The firm said when Sebi asked for information about its trading in August 2024, it promptly provided information and maintained transparent communication throughout follow-up questions. Similarly, upon receiving letters from the Indian stock exchanges in February this year, it immediately “turned off” trading activity to understand their concerns. Senior Jane Street leaders from Hong Kong and New York also flew to Mumbai and based on the conversation, made modifications to its trading, it said. Upon completion of the process, it believed that Sebi was comfortable with its approach. “Since February, we have made ongoing efforts to communicate with Sebi and have been consistently rebuffed. The order claims that this is an “urgent” situation, yet Sebi could have responded to any one of our requests to discuss their concerns.”Countering Sebi’s allegations that it was most active on expiry days of index options, Jane Street said the nature of the Indian market, where participants predominantly engage in cash-settled index options, results in liquidity providers (including themselves and others) accumulating stock price exposure that terminates at options expiry. “Replacing expiring deltas with non-expiring deltas is a standard and well-understood practice in markets throughout the world,” the firm said.

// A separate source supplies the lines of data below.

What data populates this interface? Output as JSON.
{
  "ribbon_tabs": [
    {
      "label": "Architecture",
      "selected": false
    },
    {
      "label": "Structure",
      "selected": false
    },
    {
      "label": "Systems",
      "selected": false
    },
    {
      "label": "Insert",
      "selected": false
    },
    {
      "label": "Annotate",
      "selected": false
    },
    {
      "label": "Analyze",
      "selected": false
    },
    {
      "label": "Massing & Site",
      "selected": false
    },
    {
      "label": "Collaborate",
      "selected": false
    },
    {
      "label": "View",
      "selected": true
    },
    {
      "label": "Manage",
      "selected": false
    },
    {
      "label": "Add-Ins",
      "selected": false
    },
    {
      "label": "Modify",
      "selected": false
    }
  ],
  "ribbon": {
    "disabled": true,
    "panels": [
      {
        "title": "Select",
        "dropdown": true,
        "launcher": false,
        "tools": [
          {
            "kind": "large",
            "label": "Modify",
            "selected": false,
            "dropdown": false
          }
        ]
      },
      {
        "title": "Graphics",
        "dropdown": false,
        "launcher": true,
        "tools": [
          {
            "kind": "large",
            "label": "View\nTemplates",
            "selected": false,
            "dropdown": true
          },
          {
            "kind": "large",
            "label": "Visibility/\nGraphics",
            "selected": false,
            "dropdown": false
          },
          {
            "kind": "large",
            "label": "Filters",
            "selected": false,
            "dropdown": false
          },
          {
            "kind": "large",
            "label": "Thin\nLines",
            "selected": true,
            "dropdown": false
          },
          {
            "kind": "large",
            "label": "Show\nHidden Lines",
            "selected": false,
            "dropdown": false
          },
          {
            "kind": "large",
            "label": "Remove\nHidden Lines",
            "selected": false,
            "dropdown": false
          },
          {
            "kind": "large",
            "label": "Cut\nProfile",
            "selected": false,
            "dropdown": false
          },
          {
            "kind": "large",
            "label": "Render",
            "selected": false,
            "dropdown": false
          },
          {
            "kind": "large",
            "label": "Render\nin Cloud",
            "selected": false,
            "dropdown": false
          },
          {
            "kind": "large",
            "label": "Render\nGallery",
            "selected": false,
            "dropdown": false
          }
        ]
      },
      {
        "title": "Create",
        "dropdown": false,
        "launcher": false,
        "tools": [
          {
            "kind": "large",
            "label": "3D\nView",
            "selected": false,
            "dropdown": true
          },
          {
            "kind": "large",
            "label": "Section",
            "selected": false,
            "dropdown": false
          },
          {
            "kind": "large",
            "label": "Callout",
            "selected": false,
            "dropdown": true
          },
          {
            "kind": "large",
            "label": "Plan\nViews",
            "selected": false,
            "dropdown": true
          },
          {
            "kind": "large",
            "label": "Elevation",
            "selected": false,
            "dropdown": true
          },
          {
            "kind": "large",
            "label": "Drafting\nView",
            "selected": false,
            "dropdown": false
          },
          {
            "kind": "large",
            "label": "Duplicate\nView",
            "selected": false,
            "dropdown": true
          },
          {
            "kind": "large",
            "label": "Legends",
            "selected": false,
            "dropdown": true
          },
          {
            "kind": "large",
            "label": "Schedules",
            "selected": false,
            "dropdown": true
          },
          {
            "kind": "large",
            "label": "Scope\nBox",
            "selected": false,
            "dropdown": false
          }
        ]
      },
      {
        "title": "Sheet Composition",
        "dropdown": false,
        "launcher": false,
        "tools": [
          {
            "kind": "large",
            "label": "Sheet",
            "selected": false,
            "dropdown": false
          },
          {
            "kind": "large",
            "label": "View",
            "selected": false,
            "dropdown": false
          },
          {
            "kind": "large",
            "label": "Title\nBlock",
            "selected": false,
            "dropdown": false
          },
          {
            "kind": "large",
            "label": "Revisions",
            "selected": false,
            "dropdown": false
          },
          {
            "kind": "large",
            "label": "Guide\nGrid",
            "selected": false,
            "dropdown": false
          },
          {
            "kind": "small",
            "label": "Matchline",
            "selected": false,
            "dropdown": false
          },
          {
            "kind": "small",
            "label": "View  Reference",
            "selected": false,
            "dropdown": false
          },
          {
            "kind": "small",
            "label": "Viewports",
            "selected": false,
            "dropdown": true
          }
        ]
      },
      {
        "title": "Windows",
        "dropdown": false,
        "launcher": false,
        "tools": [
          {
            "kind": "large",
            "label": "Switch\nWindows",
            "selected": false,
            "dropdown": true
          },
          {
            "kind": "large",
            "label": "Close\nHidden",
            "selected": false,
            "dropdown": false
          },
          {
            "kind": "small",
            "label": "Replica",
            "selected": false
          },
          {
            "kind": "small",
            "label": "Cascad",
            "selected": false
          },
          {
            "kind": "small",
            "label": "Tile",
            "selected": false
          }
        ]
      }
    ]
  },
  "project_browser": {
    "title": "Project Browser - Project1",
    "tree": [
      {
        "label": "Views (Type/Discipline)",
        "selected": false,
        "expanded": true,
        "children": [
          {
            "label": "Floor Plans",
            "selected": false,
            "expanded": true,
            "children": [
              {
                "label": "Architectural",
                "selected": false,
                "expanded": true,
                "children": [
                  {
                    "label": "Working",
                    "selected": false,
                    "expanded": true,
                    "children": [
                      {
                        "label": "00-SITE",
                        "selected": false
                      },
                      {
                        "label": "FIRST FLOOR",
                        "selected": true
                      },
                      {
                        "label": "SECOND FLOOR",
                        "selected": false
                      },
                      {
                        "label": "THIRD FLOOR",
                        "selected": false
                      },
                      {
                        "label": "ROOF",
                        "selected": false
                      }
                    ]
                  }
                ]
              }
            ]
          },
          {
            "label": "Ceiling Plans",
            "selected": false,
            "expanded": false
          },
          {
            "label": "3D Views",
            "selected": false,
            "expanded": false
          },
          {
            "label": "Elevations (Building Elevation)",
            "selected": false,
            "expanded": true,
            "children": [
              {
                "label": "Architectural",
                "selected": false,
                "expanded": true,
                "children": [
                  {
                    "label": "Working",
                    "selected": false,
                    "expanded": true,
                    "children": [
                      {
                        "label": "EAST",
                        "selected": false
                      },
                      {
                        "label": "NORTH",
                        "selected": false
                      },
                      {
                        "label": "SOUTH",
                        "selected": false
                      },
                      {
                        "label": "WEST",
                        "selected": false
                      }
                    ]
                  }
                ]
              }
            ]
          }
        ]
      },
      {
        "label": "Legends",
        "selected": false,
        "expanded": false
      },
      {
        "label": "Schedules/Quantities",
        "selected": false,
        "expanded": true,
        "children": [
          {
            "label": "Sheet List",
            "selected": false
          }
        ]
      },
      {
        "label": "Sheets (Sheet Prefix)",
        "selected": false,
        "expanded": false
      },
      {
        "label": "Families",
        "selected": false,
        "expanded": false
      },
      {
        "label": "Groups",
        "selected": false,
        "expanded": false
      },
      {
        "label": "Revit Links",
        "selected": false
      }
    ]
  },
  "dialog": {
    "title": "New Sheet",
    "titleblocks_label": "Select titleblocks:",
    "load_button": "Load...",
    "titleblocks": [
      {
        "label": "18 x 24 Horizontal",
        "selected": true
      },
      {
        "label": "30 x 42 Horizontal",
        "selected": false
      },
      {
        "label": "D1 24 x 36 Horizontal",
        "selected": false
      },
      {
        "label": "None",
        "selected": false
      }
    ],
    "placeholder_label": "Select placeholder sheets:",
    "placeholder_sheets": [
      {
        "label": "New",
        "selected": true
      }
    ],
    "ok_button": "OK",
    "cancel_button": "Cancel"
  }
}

On the Sebi order emphasising examining the first eight minutes of trading on January 17, 2024, as crucial for understanding the intent and design of its options strategy, which the regulator termed as intra-day index manipulation, Jane Street explained that those eight minutes illustrate basic index arbitrage trading, a standard financial market mechanism that maintains the prices of related instruments in line.

“One can easily observe that there was a large divergence between the Bank Nifty index price shown in the options markets and the price implied by the stock levels. Jane Street (presumably alongside other participants) traded in a direction consistent with closing that gap and bringing the two markets more in line with one another,” the firm said. Such synchronisation, Jane Street said, was “unambiguously good for the health of financial markets”.